Posse de arma e suicídio na Califórnia

Suicídios normalmente são atos impulsivos, ocasionados por crises transitórias da vida. A maioria das tentativas não é fatal e a maioria das pessoas que tentam suicídio não irá morrer em tentativas futuras. A gravidade de um suicídio depende da letalidade do método e as armas de fogo são extremamente letais.

Estes fatos focam no acesso a armas de fogo como fator de risco de suicídio, especialmente nos Estados Unidos, que apresentam uma alta prevalência de porte de armas e uma alta taxa de suicídio por armas de fogo. Em 2018 ocorreram 24.432 suicídios por armas de fogo nos Estados Unidos. Estudos ecológicos e caso-controle demonstraram uma associação positiva entre disponibilidade de armas de fogo e suicídio. O risco seria três vezes maior quando existe acesso a armas de fogo.

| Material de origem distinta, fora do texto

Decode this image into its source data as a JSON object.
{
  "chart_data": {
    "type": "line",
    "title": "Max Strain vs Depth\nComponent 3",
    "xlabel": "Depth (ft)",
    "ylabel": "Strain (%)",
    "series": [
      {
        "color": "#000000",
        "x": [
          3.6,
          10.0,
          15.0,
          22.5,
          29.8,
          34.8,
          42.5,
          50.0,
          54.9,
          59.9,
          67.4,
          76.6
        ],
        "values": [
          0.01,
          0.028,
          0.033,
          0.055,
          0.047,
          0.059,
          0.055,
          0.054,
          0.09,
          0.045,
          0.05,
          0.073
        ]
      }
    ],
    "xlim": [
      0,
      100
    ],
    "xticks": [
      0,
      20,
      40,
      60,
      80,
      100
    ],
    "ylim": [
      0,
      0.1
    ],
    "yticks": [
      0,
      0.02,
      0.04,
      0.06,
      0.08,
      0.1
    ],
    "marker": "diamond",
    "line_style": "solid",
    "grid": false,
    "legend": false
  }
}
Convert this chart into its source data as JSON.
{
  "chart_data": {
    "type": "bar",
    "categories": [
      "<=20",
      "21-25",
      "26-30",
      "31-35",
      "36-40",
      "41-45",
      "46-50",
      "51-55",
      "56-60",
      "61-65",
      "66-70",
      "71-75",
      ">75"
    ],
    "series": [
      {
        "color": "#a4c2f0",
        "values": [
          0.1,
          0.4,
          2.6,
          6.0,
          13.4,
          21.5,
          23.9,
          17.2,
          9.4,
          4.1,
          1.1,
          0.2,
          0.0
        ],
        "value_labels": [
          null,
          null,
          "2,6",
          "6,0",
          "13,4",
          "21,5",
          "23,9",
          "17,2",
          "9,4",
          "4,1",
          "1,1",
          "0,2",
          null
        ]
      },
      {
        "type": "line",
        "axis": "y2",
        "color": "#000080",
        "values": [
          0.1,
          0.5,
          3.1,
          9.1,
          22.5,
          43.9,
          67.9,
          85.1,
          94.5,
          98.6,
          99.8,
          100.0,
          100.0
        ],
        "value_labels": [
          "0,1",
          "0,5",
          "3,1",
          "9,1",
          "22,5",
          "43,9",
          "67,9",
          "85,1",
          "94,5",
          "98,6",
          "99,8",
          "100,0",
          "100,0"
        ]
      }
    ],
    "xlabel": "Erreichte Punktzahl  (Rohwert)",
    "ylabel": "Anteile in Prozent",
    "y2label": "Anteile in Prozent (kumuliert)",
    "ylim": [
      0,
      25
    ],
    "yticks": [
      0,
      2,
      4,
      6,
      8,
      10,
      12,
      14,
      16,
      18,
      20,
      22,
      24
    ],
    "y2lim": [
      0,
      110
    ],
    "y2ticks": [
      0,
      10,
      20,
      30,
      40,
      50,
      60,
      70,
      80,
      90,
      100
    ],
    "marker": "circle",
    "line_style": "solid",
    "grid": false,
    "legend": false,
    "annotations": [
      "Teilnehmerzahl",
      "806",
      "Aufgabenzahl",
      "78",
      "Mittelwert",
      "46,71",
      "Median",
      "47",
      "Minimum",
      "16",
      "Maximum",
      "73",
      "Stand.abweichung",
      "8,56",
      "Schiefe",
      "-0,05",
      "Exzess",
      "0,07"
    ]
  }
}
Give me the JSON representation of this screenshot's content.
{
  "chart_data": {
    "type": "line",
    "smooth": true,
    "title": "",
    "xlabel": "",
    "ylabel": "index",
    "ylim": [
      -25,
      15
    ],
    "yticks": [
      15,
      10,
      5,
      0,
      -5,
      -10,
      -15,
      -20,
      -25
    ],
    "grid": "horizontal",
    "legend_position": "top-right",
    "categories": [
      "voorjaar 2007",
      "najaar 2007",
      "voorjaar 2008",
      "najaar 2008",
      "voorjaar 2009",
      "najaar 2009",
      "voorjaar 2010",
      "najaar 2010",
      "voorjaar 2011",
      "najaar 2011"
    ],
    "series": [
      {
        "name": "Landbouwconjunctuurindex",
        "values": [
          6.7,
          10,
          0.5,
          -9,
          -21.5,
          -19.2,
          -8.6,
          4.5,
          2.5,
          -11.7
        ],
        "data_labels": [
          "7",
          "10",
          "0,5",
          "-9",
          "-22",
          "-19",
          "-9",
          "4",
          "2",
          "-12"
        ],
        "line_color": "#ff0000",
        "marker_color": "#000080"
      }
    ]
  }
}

No entanto existem as evidências têm limitações, como, por exemplo, os estudos caso-controle foram relativamente pequenos. Neste estudo os autores acompanharam proprietários de armas de fogo durante 12,2 anos, por meio de uma coorte de 26,3 milhões de adultos residentes na Califórnia que previamente não haviam adquirido armas de fogo. Destes, 676.425 membros da coorte adquiriram sua primeira arma durante o período do estudo. O objetivo do estudo foi estimar o risco da posse de arma no suicídio. No total, 1.457,981 pessoas morreram ─ por diversas causas. Destas, 17.894 morreram por suicídio, das quais, 6.691 por arma de fogo. A taxa de suicídio por qualquer método foi maior entre aqueles que tinham posse de arma (homens HR = 3,34; IC 95%, de 3,13 a 3,56 e mulheres HR = 7,16; IC 95%, de 6,22 a 8,24).

Entre os suicídios por arma de fogo, os homens apresentaram HR = 7,82 (IC 95%, de 7,26 a 8,43). Já as mulheres apresentaram HR = 35,15 (IC 95%, de 26,56 a 41,79). O aumento do risco de suicídio entre portadores de arma de fogo ocorreu logo após a aquisição da primeira arma.

Para lembrar:

Este estudo demonstra que a legalização do porte de armas é uma combinação muito temerária do ponto de vista de saúde pública. O estudo apresenta também uma grave constatação: mulheres apresentam maior risco de suicídio quando têm a posse de uma arma de fogo. A maioria dos estudos já havia demonstrado que mulheres fazem mais tentativas, muito possivelmente por usarem métodos menos letais; no entanto, armas de fogo são mais letais, e podem acabar tornando tentativas em suicídios.